The Third Department also rejected Tsirelman's contention that he was denied his rights to a fair hearing and due process by the Committee's admission and consideration of patient records that were uncertified and allegedly incomplete:
Inasmuch as "the strict rules of evidence do not apply in administrative proceedings" (Matter of Sundaram v Novello, 53 AD3d 804, 806 [2008], lv denied 11 NY3d 708 [2008] [internal quotation marks and citation omitted]), petitioner was required to show that the lack of certification infected the entire proceeding with unfairness in order to establish a deprivation of due process (see id. at 806-807). This he did not do. As for the assertion that the records were incomplete, petitioner argues that the complete treatment records for his patients would have reflected that he never ordered NDPs or listed them as having been performed. We note, however, that the only documents in the record which listed the NDPs were the bills. Thus, additional treatment records showing their absence would have been redundant and irrelevant to the issues of his knowledge and intent. The record also shows that, with one exception discussed below, the Committee did not sustain any charge where additional patient records could have been exculpatory. The Committee fully explored the discrepancies in the records that were provided and gave petitioner every opportunity to submit additional records (see Matter of Sundaram v Novello, 53 AD3d at 807).  
Finally, the Third Department did annul 10 of the originally sustained 51 of 69 charges against Tsirelman, finding that, with respect to the billed NDPs, "the evidence does not support the Committee's conclusion that petitioner ordered treatment not warranted by the patients' condition."  Even without those 10 charges, however, the Third Department noted that "because the Committee stated that petitioner's fraudulent practice of medicine standing alone warranted the revocation of his license and the fine imposed, the exclusion of those charges does not require reconsideration of the discipline administered here[.] * * * Viewing only the remaining sustained charges, we are not able to say that the penalty imposed is so disproportionate to petitioner's fraudulent behavior that it shocks our sense of fairness[.]"
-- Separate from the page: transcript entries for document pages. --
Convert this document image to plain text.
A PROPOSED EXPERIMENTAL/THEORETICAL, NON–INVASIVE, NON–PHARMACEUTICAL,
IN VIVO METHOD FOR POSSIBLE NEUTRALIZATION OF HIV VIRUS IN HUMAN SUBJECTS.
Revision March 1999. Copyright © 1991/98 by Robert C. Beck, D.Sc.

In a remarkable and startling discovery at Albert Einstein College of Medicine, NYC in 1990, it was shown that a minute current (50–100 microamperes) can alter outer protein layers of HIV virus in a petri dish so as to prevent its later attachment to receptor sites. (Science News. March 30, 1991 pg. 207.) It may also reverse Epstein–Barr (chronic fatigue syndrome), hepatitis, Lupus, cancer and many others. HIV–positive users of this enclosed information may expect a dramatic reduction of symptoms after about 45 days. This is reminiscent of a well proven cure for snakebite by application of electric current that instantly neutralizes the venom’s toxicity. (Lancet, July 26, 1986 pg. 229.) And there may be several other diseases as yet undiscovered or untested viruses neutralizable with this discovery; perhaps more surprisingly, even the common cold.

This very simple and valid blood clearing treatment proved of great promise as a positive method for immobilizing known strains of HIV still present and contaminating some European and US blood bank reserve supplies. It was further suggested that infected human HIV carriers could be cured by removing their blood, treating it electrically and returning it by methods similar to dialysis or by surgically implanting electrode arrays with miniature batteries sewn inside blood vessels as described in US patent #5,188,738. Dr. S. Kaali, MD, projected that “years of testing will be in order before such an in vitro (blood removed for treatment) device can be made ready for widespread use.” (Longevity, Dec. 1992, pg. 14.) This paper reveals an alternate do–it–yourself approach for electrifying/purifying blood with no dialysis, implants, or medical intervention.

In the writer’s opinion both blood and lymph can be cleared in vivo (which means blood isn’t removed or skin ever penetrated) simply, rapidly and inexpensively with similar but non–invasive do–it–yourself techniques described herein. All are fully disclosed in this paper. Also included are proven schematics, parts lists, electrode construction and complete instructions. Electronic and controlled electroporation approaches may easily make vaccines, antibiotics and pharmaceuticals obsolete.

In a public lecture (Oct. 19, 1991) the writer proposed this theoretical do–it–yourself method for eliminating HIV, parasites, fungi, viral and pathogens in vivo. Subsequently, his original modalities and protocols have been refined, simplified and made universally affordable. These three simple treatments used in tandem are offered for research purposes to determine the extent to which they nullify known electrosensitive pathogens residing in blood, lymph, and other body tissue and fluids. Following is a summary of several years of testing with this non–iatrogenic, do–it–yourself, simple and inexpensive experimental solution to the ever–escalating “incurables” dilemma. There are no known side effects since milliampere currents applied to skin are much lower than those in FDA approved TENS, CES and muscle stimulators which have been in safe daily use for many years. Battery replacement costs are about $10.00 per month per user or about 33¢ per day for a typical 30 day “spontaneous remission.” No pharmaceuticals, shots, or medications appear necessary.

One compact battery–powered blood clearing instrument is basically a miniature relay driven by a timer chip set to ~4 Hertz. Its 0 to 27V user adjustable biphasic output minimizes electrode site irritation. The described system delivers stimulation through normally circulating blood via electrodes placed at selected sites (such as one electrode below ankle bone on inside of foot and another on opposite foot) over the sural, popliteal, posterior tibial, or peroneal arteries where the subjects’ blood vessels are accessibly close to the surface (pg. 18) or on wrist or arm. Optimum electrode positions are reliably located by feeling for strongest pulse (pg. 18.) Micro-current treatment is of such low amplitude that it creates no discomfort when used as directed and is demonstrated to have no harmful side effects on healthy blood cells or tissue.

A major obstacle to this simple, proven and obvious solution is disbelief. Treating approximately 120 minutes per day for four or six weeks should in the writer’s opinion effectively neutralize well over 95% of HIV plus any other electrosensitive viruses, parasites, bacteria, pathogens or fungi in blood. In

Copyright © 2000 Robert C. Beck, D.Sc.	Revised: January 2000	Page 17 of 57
With the Third Department's finding that the "sustained charges of fraudulent medical practice, filing false reports and moral unfitness" against Mr. Tsirelman were "amply supported" by evidence before the OPMC's Hearing Committee, it remains to be seen whether such findings can or will form the basis of discipline against him under Rule 8.4 and other provisions of New York's new Rules of Professional Conduct applicable to lawyers that went into effect on April 1, 2009. Most of the provisions of the "new" Rule 8.4 existed under Disciplinary Rule 1-102 of the now replaced New York Code of Professional Responsibility.

2 comments:

Anonymous said...

It would be a horrible blow to the insurance industry if Mr. Tsirelman lost his law license. Tsirelman also brought suits as an attorney on behalf of his own fraudulent billing. Pulling his ticket would do much to restore some faith in the profession.

Anonymous said...

How can this guy be found "morally unfit to practice medicine" in New York, yet continue to collect money on fraudulent bills submitted by his "clients" as an attorney?!?